It simply isn’t good enough to report on a new test being “more predictive” or “more sensitive” without giving actual data. How much more predictive? How much more sensitive? Why should readers care?
Diagnosing a heart attack in the emergency room is as much of an art form as it is a science. Only a minority of people suspected of having one are actually diagnosed using a combined approach of a medical history, an electrocardiogram, a physical examination and finally laboratory tests. As our understanding of various blood markers improves, our tests have become more specific and the ability to correctly diagnose patients in a shorter period of time has improved. The use of a more specific maker of heart muscle injury and heart attack is important. As independent physicians quoted in the story explain, a more sensitive test could save a lot of money, could help with many emergency decisions and treatment, and may result in improved outcomes. Because of significant gaps in important details, this story misrepresents what the authors of the study concluded.
There is no discussion of cost – not of the new troponin I test nor of any existing test.
Explaining sensitivity, specificity and negative predictive value is admittedly a task in and of itself. But the difficulty in explaining the concepts and applying them to the results of a study does not exempt a story from trying. The story only referred to the new test being “more predictive than other biomarkers” or “more sensitive than the existing one.” But even those relative references weren’t quantified. No sense of the scale of improvement of was provided. That’s not helpful.
Since the sensitivity and specificity of the new test was not quantified, the story provided only a glowing report of progress – of benefit. There was no discussion of potential harms.
Most physicians and most organizations would frown on making a diagnosis of a heart attack based simply on a blood test. Up To Date, an authoritative resource suggests that patients with a suspicion of having a heart attack have an electrocardiogram, undergo a brief medical history, have a physical examination and have blood drawn for biologic markers. The story suggests that this new blood test can be used alone to make the diagnosis or rule it out. Exaggerating the benefits of a test without placing it into the context provides the readers with a false impression of the test and its utility. Making decisions on the basis of a single blood test could lead to patient harm.
There was no critical analysis of the quality of the evidence. The story didn’t even include the following limitations provided by the researchers in the journal article:
Our study had several limitations. First, the final diagnosis of acute MI was based substantially on in-house troponin measurements, which might bias the biomarker evaluation toward troponin assays. Because both the index test and reference standard included a change in troponin levels over time, there is the potential for a type of incorporation bias, which may overestimate the measure of diagnostic accuracy of serial hsTnI levels. However, hsTnI appeared to facilitate identification of patients with non–ST-elevation ACS, a diagnosis independent of troponin values.

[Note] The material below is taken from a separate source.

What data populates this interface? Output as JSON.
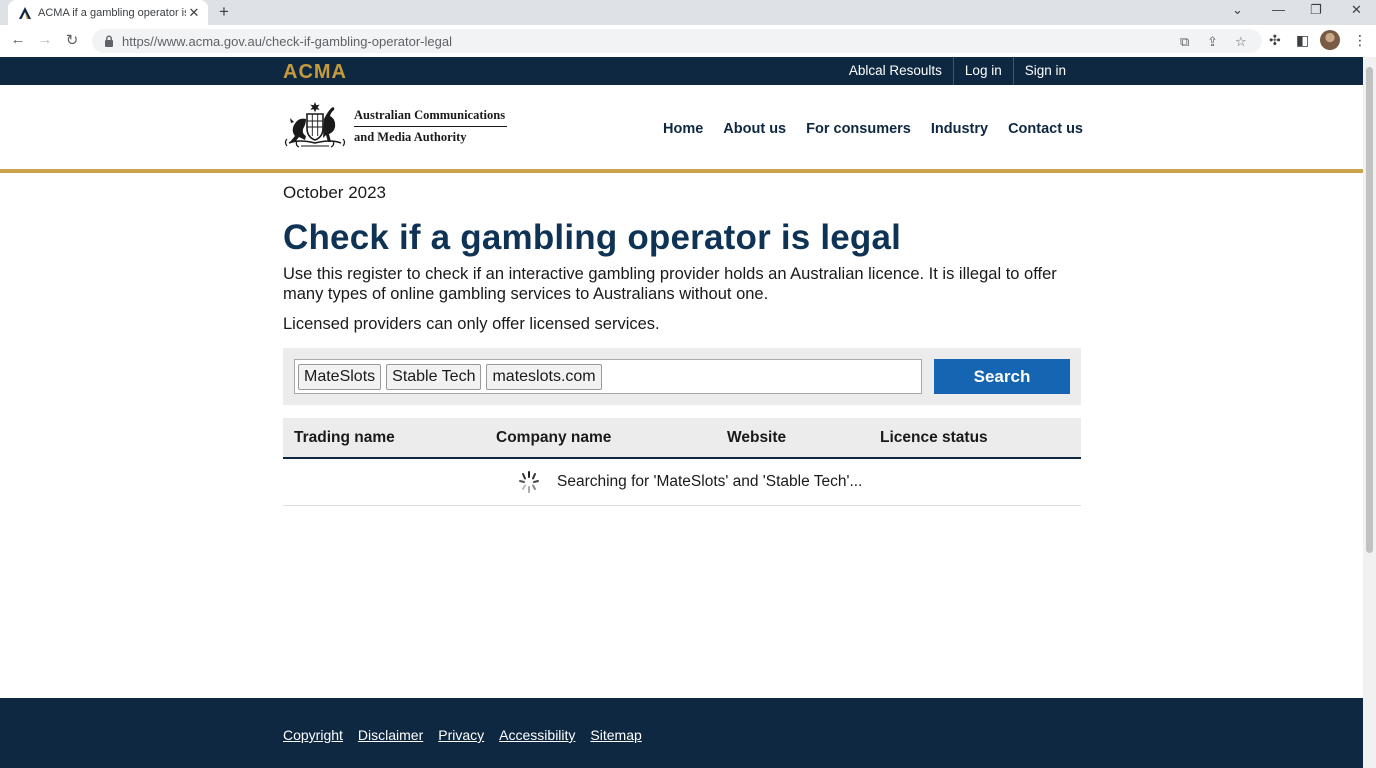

Second, the number of patients with availability of biomarker values differed, which potentially could affect the results. Third, the proportion of patients with MI was rather high compared with that of other studies involving consecutive patients with chest pain, but the number is in line with different European cohorts.Still, this and the fact that only white European patients were enrolled might limit the generalizability of the findings to other populations.

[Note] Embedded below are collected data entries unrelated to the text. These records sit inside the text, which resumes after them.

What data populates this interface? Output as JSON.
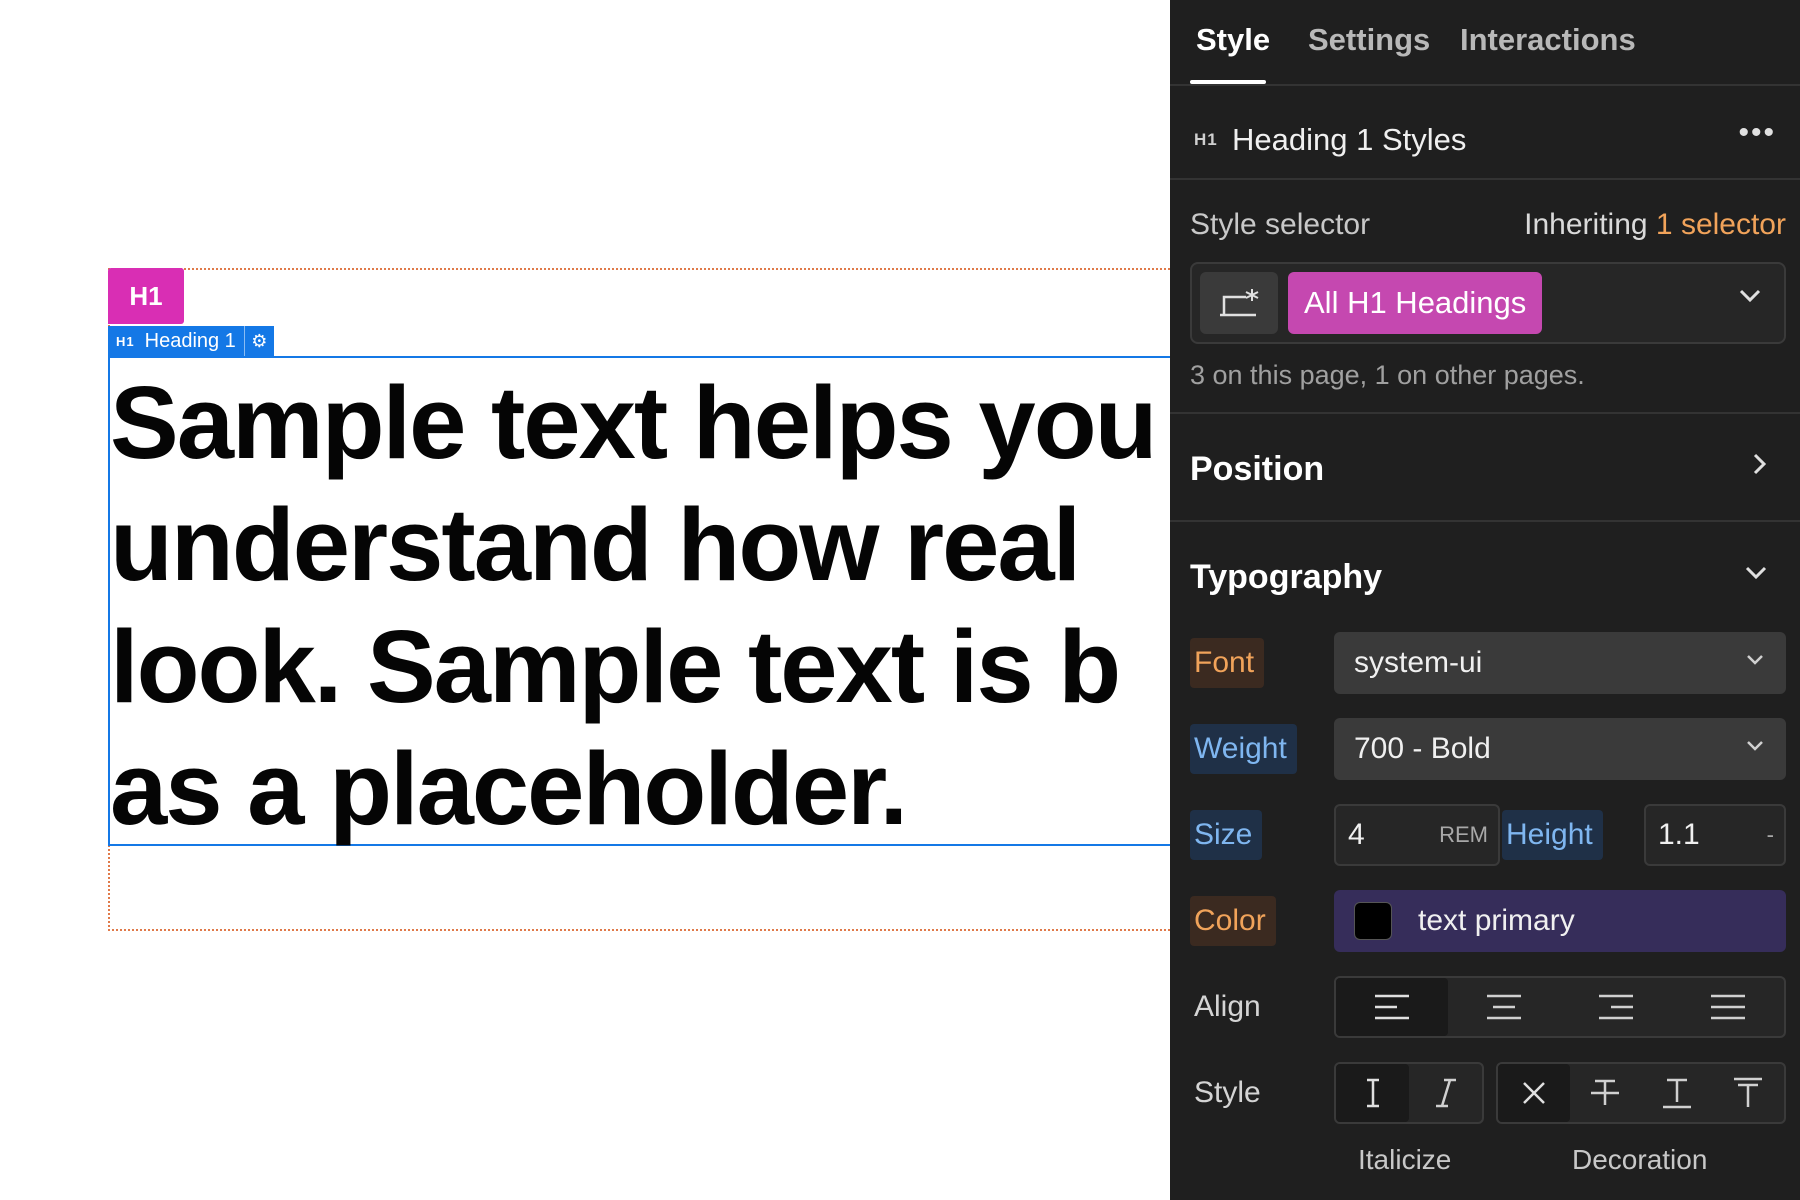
{
  "canvas": {
    "tag_badge": "H1",
    "selection_label": {
      "badge": "H1",
      "name": "Heading 1"
    },
    "heading_lines": [
      "Sample text helps you",
      "understand how real",
      "look. Sample text is b",
      "as a placeholder."
    ]
  },
  "panel": {
    "tabs": [
      {
        "label": "Style",
        "active": true
      },
      {
        "label": "Settings",
        "active": false
      },
      {
        "label": "Interactions",
        "active": false
      }
    ],
    "title_badge": "H1",
    "title": "Heading 1 Styles",
    "style_selector": {
      "label": "Style selector",
      "inheriting_prefix": "Inheriting",
      "inheriting_count": "1 selector",
      "pill": "All H1 Headings",
      "hint": "3 on this page, 1 on other pages."
    },
    "position": {
      "title": "Position"
    },
    "typography": {
      "title": "Typography",
      "font_label": "Font",
      "font_value": "system-ui",
      "weight_label": "Weight",
      "weight_value": "700 - Bold",
      "size_label": "Size",
      "size_value": "4",
      "size_unit": "REM",
      "height_label": "Height",
      "height_value": "1.1",
      "height_unit": "-",
      "color_label": "Color",
      "color_value": "text primary",
      "color_swatch": "#000000",
      "align_label": "Align",
      "style_label": "Style",
      "italicize_label": "Italicize",
      "decoration_label": "Decoration"
    }
  }
}
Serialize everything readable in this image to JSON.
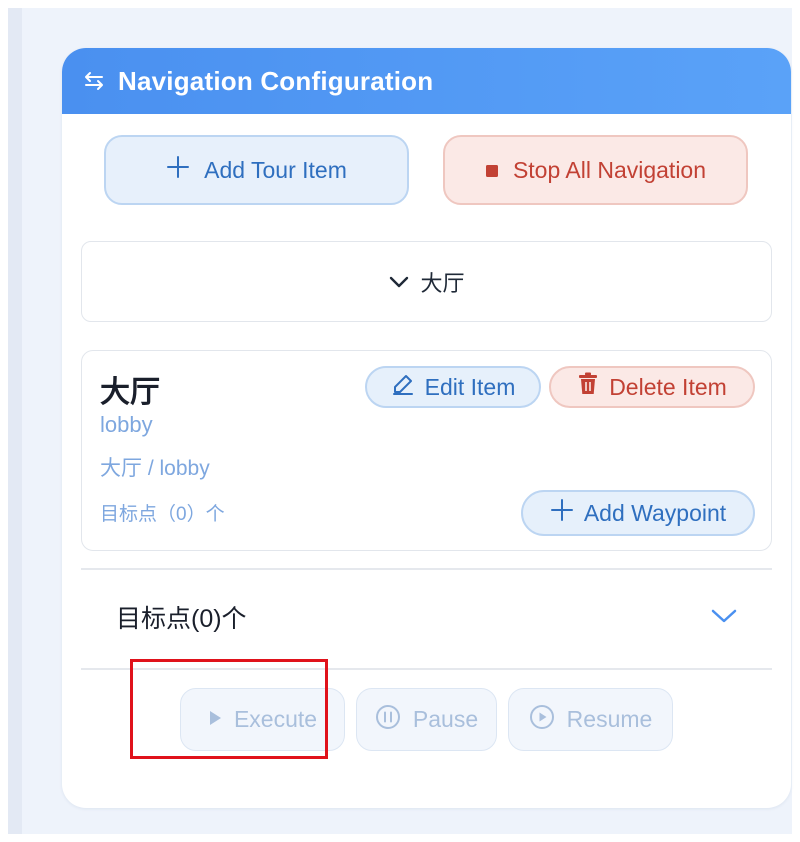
{
  "header": {
    "title": "Navigation Configuration",
    "icon": "swap-arrows-icon"
  },
  "toolbar": {
    "add_tour_label": "Add Tour Item",
    "stop_all_label": "Stop All Navigation"
  },
  "collapse": {
    "label": "大厅"
  },
  "item": {
    "title": "大厅",
    "subtitle": "lobby",
    "path": "大厅 / lobby",
    "waypoint_count_text": "目标点（0）个",
    "edit_label": "Edit Item",
    "delete_label": "Delete Item",
    "add_waypoint_label": "Add Waypoint"
  },
  "waypoints": {
    "label": "目标点(0)个"
  },
  "controls": {
    "execute_label": "Execute",
    "pause_label": "Pause",
    "resume_label": "Resume"
  },
  "colors": {
    "header_blue": "#4a90f0",
    "primary": "#2f6fbf",
    "danger": "#c24134",
    "highlight": "#e0121b"
  }
}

There was no disease mongering.
The story mentioned that the study was funded by two pharma companies but it did not include any of the individual disclosures included in the journal article itself.
And, in terms of sourcing, while the story did include quotes from two independent physicians, neither of them directly addressed the quality of the evidence.

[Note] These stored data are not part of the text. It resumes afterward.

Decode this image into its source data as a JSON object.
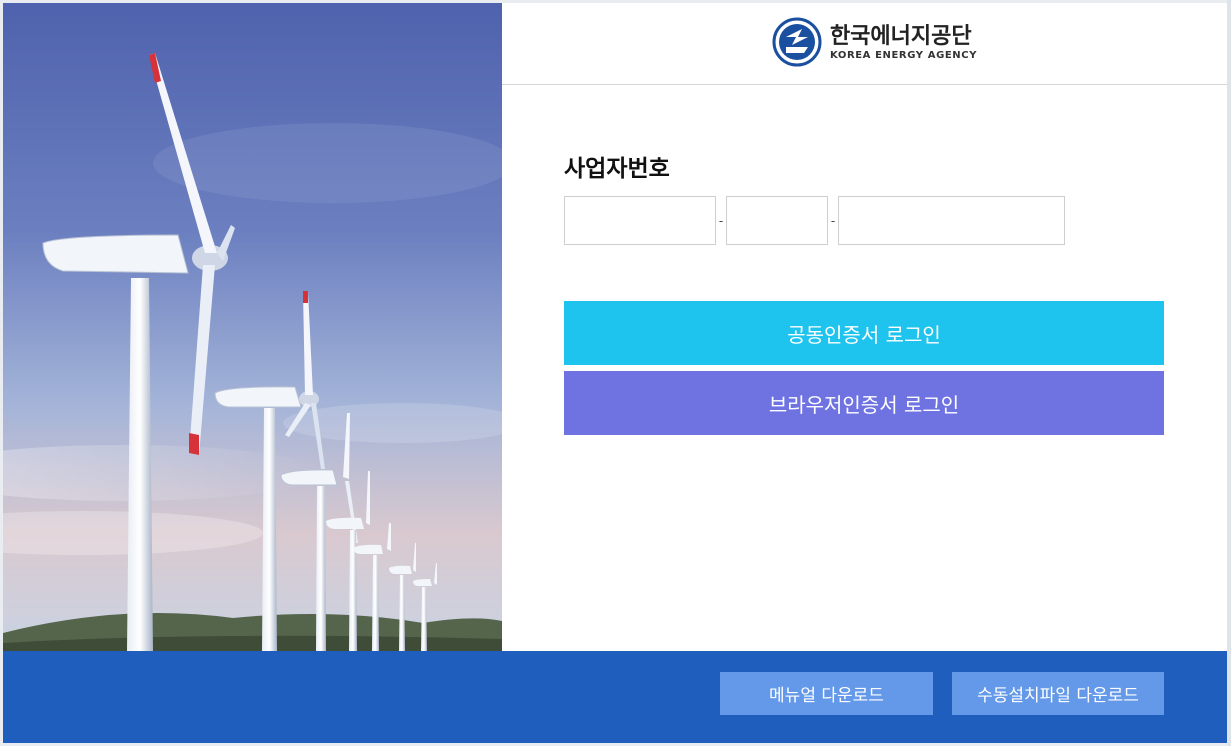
{
  "brand": {
    "name_ko": "한국에너지공단",
    "name_en": "KOREA ENERGY AGENCY",
    "logo_icon": "korea-energy-agency-emblem-icon",
    "color": "#1b4fa0"
  },
  "hero": {
    "image_subject": "wind-turbines"
  },
  "login": {
    "field_label": "사업자번호",
    "business_number": {
      "part1": {
        "value": "",
        "placeholder": ""
      },
      "part2": {
        "value": "",
        "placeholder": ""
      },
      "part3": {
        "value": "",
        "placeholder": ""
      },
      "separator": "-"
    },
    "joint_cert_button": "공동인증서 로그인",
    "browser_cert_button": "브라우저인증서 로그인"
  },
  "footer": {
    "manual_button": "메뉴얼 다운로드",
    "install_button": "수동설치파일 다운로드"
  },
  "colors": {
    "joint_button": "#1ec4ee",
    "browser_button": "#6f73e2",
    "footer_bg": "#1f5ebd",
    "footer_button": "#6399e8"
  }
}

One said “we can rule out heart attacks more quickly with the new test” but it wasn’t clear if she had used the test or if she was commenting on the data reported. So we don’t know why she was used as a source.
The other spoke in only very general terms about the ultimate goal of such research and about the need for such a blood test – but nothing about the evidence itself.
The only comparisons are very broad and lack substantiation with actual data. The study compared the existing test for troponin l and a more specific test and examined the data using different break points and time. Here’s the authors conclusions, “Among patients with suspected acute coronary syndrome, hsTnl (the new test) or cTnl (the existing test) determination 3 hours after admission may facilitate early rule out of MI (heart attack). A serial change in hsTnl or cTnl levels form admission (using the 99th percentile cut off value) to 3 hours after admission may facilitate early diagnosis of AMI.” The story conclusions don’t seem to match those of the authors.
The availability of the new test is left as a mystery by this story.
Is it experimental?
Is it growing in use already?
Is it in widespread use?
We’re not told a thing about its availability or use.
We’ll give the story the benefit of the doubt on this one for trying to establish the relative novelty of this troponin I test but how it is novel or superior – as already outlined – is not adequately addressed.
There’s no evidence that the story relied solely or largely on a news release.